As my life came to be ruled by the sensation of pain, it became impossible to think about anything except the sensation of pain. But pain is only the partial story of the body, a symptom of an underlying problem, whether an injury or a systemic issue. Pain is the body calling out for your attention. I wanted to be healthy again, not simply living without pain. I wanted a medical practice that addresses the true health of the body.
I resisted starting Humira for this very reason. My doctor explained that the way to eliminate the pain and inflammation was to clamp down my overactive immune system. Doing this would prevent it from attacking my joints and my intestines, leaving me pain-free. But it didn’t take care of the underlying problem: my immune system is confused. Eliminating my immune system sounded like a bad—an incomplete—idea.
Most of my friends and family urged me to take what was offered. Even the people that I’d identified or had self-identified as radical or left-leaning were suspiciously unsuspicious of the biomedical industrial complex: that every other industrial complex demanded rigorous scrutiny, but in matters of health and the body, medicine was unmarked and depoliticized.
Here I was in the hospital, having my body completely compartmentalized— treated not as a living organism but as an alienated collection of symptoms. What I realized through these visits, and my increased aversion to biomedical intervention (even while it was keeping me alive) was a resistance to a cyborgian present. I was in a futuristic nightmare, watching my body change and having no control over it; getting post-industrial noise MRIs; having a blood transfusion and feeling two pints of someone else’s cold blood course through my veins; getting a colonoscopy, where I was knocked out and a fiberoptic camera was stuck up my ass and through my intestines. I asked for a copy of the video, a request they did not take seriously, nor find humorous.
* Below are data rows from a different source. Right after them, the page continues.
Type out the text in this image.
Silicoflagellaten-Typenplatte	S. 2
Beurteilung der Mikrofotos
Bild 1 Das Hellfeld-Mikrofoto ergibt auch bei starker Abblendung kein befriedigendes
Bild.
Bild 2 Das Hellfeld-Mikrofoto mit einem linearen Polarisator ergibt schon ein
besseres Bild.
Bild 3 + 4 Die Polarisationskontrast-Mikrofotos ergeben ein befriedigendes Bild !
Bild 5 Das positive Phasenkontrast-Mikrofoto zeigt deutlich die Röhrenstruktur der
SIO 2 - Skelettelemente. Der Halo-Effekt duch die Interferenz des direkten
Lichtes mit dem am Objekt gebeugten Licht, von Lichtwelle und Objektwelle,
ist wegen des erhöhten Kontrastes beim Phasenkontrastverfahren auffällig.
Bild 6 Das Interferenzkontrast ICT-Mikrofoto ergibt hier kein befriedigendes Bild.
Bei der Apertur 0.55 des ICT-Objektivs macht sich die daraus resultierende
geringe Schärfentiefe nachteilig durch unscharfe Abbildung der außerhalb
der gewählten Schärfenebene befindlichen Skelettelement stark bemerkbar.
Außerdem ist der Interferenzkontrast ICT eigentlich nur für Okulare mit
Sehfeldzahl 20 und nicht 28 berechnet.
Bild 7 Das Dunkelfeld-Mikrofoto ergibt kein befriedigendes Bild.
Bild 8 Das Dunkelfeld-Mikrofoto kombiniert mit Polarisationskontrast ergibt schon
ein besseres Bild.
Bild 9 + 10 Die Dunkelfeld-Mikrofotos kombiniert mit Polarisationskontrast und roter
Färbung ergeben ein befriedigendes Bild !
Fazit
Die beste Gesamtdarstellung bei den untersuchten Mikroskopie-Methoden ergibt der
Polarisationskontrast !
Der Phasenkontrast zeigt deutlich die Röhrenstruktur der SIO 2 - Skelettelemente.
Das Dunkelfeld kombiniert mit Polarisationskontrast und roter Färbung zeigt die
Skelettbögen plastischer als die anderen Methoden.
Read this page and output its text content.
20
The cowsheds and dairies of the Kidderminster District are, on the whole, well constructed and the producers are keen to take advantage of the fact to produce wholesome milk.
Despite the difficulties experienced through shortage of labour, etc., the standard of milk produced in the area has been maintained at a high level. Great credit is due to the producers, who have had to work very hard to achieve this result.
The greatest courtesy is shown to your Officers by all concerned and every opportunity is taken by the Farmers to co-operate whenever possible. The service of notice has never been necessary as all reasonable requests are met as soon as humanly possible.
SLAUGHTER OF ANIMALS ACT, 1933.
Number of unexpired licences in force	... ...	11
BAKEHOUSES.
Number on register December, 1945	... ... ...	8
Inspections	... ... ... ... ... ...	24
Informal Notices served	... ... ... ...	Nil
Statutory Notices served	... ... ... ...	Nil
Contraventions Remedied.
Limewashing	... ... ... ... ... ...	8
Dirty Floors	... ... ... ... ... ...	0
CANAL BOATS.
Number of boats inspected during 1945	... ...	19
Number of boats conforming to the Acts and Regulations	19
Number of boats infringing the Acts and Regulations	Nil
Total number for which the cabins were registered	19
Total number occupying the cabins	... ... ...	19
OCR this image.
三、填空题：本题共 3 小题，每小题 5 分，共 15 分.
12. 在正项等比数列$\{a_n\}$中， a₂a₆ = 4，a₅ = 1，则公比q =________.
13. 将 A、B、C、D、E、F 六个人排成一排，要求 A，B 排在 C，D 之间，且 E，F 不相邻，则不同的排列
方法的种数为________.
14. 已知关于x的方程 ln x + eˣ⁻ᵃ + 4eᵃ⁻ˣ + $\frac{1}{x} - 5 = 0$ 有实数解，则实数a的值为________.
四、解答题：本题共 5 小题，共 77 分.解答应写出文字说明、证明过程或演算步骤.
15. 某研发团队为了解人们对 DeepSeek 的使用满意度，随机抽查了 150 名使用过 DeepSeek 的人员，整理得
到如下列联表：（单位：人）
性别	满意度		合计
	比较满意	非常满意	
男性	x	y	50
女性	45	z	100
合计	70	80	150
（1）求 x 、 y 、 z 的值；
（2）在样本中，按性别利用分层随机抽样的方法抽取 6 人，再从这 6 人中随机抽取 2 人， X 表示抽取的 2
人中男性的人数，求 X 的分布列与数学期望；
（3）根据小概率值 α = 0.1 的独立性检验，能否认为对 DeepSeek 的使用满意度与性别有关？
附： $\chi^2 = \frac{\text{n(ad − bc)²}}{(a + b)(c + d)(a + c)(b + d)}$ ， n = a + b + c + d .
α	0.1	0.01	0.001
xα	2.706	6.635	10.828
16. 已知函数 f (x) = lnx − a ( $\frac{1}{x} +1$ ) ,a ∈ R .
I am not a neo-Luddite. I am wholly indebted to modern science and technology for keeping me alive and in little pain. I believe in the specificity of cases. Sometimes biomedical treatment is inevitable and sometimes it is not, but I find expressions of the body purity problematic. Our bodies are not discrete entities. They constantly interface with organisms and substances in our environment. Body modification and augmentation is an age-old human practice. We have always been cyborgs.
Intellectually, I embrace the idea of being a cyborg, but in the midst of my health crisis I became opposed to this new identification. Faced with feeling less and less human, I clung to a particular idea of humanity denied through current medical practices. My symptoms also made me feel human, in a particularly disagreeable way.